Correspondance de Gustave Flaubert/Tome 6/1081

Louis Conard (Volume 6p. 92-94).

1081. À SA NIÈCE CAROLINE.
Paris, lundi, minuit [15 novembre 1869].

Rien de nouveau, mon loulou. Ta bonne maman va bien, quoique hier, au dîner que j’ai fait chez toi avec d’Osmoy, je n’aie pas trouvé ses oreilles ni son moral en aussi bon état que mercredi dernier[1]. Cela tenait peut-être à ce qu’elle nous avait attendus trop longtemps pour dîner. En effet, ton brave homme d’oncle est accablé d’affaires à en perdre la boule.
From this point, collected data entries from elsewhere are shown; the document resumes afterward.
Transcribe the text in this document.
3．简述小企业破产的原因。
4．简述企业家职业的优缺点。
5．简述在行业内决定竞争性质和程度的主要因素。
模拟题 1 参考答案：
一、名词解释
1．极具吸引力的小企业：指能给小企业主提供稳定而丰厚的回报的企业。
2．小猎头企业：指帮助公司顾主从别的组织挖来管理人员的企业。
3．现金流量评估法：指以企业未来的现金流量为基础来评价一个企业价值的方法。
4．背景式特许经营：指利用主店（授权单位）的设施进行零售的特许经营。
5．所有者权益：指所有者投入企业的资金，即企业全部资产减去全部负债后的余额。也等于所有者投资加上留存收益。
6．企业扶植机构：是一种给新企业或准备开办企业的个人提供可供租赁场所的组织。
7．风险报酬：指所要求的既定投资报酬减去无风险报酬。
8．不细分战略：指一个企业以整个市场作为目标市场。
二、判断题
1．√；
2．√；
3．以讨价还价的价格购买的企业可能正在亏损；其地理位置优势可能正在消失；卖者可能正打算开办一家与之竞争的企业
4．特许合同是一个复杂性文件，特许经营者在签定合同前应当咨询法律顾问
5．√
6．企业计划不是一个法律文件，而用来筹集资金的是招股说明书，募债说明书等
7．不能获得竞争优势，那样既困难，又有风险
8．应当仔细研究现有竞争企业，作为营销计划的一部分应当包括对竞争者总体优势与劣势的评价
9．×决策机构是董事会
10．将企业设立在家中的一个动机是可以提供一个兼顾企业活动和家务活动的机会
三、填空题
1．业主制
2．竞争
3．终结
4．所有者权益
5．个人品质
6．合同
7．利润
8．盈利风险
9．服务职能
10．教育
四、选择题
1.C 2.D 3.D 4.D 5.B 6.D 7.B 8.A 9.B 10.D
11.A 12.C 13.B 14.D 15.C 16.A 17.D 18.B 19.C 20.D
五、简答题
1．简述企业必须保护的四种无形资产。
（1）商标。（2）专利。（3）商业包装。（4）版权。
Non seulement 1o  mon livre va paraître, mais 2o  il est question de jouer Aïssé prochainement (il n’y a rien encore de positif) ; 3o  nous travaillons toujours la Féerie ; 4o  nous intriguons souverainement pour la faire recevoir, et 5o  j’ai eu et j’ai encore une autre histoire (qui ne me regarde pas) et que je te conterai dans le silence du cabinet.

Des fragments de l’Éducation sentimentale paraîtront demain dans une trentaine de journaux. La semaine est mal choisie à cause de la politique, qui change d’aspect cependant, car Rochefort est complètement démonétisé et il pourrait bien ne pas être nommé ; l’opposition est en baisse dans l’opinion publique.
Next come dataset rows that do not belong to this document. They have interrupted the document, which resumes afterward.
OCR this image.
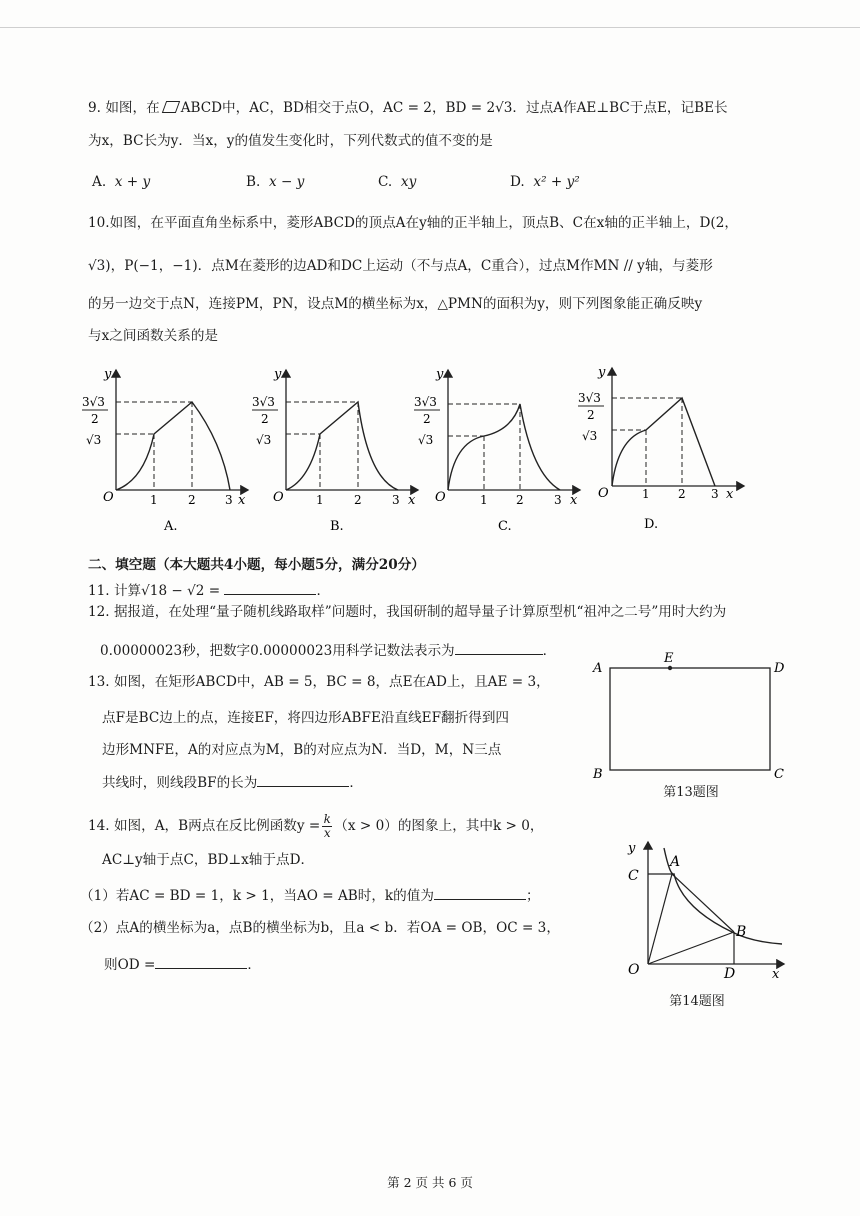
9. 如图，在 ABCD中，AC，BD相交于点O，AC = 2，BD = 2√3．过点A作AE⊥BC于点E，记BE长
为x，BC长为y．当x，y的值发生变化时，下列代数式的值不变的是
A. x + y	B. x − y	C. xy	D. x² + y²
10.如图，在平面直角坐标系中，菱形ABCD的顶点A在y轴的正半轴上，顶点B、C在x轴的正半轴上，D(2，
√3)，P(−1，−1)．点M在菱形的边AD和DC上运动（不与点A，C重合），过点M作MN // y轴，与菱形
的另一边交于点N，连接PM，PN，设点M的横坐标为x，△PMN的面积为y，则下列图象能正确反映y
与x之间函数关系的是
y
x
O
3√3
2
√3
1	2 3
A.
y
x
O
3√3
2
√3
1	2	3
B.
y
x
O
3√3
2
√3
1 2	3
C.
y
x
O
3√3
2
√3
1 2 3
D.
二、填空题（本大题共4小题，每小题5分，满分20分）
11. 计算√18 − √2 =	．
12. 据报道，在处理“量子随机线路取样”问题时，我国研制的超导量子计算原型机“祖冲之二号”用时大约为
0.00000023秒，把数字0.00000023用科学记数法表示为	．
13. 如图，在矩形ABCD中，AB = 5，BC = 8，点E在AD上，且AE = 3，
点F是BC边上的点，连接EF，将四边形ABFE沿直线EF翻折得到四
边形MNFE，A的对应点为M，B的对应点为N．当D，M，N三点
共线时，则线段BF的长为	．
A
E
D
B	C
第13题图
14. 如图，A，B两点在反比例函数$y = \frac{k}{x} (x > 0)$的图象上，其中k > 0，
AC⊥y轴于点C，BD⊥x轴于点D．
（1）若AC = BD = 1，k > 1，当AO = AB时，k的值为	；
（2）点A的横坐标为a，点B的横坐标为b，且a < b．若OA = OB，OC = 3，
则OD =	．
y
C
A
B
O	D	x
第14题图
第 2 页 共 6 页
Tu ne m’as pas l’air de faire un voyage bien pittoresque, et il me semble que, sans ta compagne, tu t’ennuierais.

Ta bonne maman a dû aller chez Racaut pour obtenir qu’il envoie des ouvriers. Rien, mais absolument rien n’est fait chez vous : il faudrait l’œil du maître et le maître devra même faire les gros yeux.

J’ai reçu une lettre de Mme Sandeau qui s’informe beaucoup de toi.

Demain je dîne chez la Princesse et jeudi chez Du Camp. Voilà toutes les nouvelles.

Ton vieux ganachon qui t’aime.

Je suis curieux de voir le petit chien, quoique je désapprouve ce surcroît de personnel. Ce sont des embarras et des chagrins que tu te prépares, mon Caro.


  1. Mme Flaubert s’était installée chez sa petite-fille, 77, rue de Clichy.